Kundera would welcome Rushdie’s Nobel Prize not so much for political and symbolic reasons as for purely literary ones. In her masterpiece The Will Betrayed (in the elegant edition of Hestia, 1995, with a beautiful translation by Yiannis H. Haris, the meticulous cover of Popi Gan in soft ocher, adorning Christos Bokoro’s excellent inkwell), Kundera devotes pages of insincere admiration for The Satanic Verses and Rushdie. His whole approach shows remarkable perseverance over time.
The Satanic Verses, released in English in September 1988, writes Kundera, were received with attention befitting a great writer. However, when Khomeini sentenced Rushdie to death, “the book was preceded by a scandal. (…) A completely natural position, but fatal for the novel. Why; Because in the case of The Satanic Verses, “literary topicality was a death sentence for the author. In such vital situations, it seemed almost frivolous to talk about art. What, really, is art in the face of great principles that are under threat?

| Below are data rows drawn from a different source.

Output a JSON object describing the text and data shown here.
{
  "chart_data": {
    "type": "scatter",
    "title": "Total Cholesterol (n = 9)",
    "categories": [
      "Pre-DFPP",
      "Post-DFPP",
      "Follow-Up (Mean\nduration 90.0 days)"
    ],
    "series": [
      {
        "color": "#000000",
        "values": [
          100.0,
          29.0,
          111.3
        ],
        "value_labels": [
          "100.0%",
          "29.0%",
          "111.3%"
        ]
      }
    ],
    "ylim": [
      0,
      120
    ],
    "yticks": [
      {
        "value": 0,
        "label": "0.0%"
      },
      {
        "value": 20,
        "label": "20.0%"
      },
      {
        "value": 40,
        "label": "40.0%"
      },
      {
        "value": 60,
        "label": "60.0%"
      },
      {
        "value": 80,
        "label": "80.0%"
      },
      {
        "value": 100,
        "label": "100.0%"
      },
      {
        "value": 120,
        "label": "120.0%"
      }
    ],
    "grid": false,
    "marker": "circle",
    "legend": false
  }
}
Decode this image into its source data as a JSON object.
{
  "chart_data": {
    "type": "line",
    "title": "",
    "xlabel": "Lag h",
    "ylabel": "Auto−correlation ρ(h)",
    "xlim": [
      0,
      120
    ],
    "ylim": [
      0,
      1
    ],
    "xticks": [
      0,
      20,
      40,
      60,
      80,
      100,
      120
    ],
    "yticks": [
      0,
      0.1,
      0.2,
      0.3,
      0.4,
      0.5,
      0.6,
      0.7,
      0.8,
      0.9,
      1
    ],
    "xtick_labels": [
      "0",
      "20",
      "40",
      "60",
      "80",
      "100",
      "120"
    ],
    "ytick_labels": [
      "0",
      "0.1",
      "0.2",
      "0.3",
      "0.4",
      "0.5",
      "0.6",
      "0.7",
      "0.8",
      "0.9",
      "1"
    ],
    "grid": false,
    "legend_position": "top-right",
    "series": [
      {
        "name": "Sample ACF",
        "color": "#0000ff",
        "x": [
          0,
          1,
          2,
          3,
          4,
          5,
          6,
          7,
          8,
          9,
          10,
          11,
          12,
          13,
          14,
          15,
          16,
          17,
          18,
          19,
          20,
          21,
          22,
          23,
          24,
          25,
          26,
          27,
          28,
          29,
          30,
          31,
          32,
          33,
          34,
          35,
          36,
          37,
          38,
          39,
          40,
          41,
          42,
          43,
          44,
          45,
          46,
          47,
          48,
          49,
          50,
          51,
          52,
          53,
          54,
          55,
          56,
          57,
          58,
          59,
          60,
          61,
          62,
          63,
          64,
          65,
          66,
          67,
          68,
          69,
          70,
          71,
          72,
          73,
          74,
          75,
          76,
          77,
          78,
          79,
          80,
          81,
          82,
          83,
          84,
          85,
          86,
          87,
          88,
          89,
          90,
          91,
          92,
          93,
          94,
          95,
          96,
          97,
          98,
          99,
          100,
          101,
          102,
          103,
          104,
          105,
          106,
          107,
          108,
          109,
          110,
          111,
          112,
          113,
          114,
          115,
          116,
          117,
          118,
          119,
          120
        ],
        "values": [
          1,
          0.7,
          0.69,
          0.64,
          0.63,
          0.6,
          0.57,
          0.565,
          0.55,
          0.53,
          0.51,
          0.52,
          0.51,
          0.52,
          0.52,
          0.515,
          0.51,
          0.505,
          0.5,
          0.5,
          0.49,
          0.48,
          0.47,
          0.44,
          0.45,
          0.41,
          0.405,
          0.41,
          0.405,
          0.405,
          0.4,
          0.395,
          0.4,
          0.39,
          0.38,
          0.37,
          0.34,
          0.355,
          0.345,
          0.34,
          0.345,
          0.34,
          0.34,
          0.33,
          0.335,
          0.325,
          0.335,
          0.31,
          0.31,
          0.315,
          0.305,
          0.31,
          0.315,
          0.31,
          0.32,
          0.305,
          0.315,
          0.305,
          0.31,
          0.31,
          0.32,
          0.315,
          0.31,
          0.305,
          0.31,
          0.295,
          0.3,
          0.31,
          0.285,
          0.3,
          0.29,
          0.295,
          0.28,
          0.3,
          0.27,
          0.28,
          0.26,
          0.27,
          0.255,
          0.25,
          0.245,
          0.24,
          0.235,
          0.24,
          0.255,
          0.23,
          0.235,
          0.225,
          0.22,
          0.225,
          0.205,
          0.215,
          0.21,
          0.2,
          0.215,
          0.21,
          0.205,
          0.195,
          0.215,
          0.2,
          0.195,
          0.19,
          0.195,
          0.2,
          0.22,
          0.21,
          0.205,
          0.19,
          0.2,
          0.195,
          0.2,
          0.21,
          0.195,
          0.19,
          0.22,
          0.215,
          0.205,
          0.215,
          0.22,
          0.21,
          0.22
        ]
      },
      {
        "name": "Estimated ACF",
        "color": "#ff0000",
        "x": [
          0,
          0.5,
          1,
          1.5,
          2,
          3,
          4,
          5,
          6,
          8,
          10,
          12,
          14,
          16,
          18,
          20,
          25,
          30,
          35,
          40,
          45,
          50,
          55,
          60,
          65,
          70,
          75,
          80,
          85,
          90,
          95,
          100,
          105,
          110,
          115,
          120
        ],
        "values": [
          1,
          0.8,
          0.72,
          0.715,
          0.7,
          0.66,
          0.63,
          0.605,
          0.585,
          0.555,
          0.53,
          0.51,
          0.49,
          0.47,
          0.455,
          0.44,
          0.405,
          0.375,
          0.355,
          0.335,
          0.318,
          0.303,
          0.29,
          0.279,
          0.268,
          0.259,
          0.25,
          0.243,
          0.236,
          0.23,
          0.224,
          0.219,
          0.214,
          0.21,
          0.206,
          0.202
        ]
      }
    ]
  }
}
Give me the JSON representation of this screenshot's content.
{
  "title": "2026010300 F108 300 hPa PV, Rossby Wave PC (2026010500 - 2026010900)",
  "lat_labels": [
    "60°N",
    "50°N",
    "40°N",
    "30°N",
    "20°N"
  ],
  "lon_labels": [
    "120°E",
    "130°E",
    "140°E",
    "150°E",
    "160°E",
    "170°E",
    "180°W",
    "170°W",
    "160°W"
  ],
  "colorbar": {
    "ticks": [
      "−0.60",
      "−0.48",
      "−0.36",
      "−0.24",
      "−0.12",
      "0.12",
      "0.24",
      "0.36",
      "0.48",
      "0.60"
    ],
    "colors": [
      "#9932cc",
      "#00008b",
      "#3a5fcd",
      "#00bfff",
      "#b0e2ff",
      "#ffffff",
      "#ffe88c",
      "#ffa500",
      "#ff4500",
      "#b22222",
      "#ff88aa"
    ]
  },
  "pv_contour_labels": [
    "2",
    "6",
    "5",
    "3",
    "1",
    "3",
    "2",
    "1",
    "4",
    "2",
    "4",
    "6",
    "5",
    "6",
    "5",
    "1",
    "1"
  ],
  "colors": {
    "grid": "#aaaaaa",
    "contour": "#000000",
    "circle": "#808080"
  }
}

It’s true: the novel in question was largely unread after 1989. The death sentence “touched” the novel as well. “The text of the book no longer had any meaning, it no longer existed.” Kundera then puts the problem in a broader context: “Theocracy contacts the New Age and targets their most representative creation: the novel. Because Rushdie didn’t blaspheme. He did not attack Islam. He wrote a novel. But for the theocratic spirit, this is worse than an attack.”
New Year equals the West. Kundera again: “The Russian occupation of my country represented in my eyes an imposed westernization.” That is: removal from ambiguity, from humor, from “euphoric freedom of composition”.
“The art of the novel, above all its (i.e. European) art, was condemned to death for the first time in its history.” For Kundera, compared to the 16th century defense of Rabelais by the lords and cardinals against the Christian “theological police”, the defense of Rushdie by Europe today was rather sluggish. However, in defending the art of the novel, “Europe is defending its own culture.”
This was written by Kundera in 1992, when the impatience and aphoristic toxicity of social networks with their unbearable literalness (0% ambiguity, 0% humor, 100% denunciation) was still science fiction, and finance was a means of control, not an end in itself. Today, with characteristic ease, a Muslim oilman funds an outrageously greedy, jaded European MP. And Rushdie, who wrote the novel, is still suffering from the stabbing of another – probably poor – Muslim.
I still remember him in Frankfurt in 2015. A great modern writer who seemed to be no longer a writer, but something else, indefinite. Disappeared Writer. And yet, when you heard him speak, the writer reappeared in Frankfurt: “Publishers and writers, we are not warriors, we have no tanks,” he said incidentally. “However, it fell to our lot to hold the front line.”
These words of Rushdie still hold true seven years later, despite various retreats and concessions to the deceptive, dizzying speed of technology, despite petrodollars and Russian threats. Or rather, because of all this. The Swedish Academy has a lot to think about this year.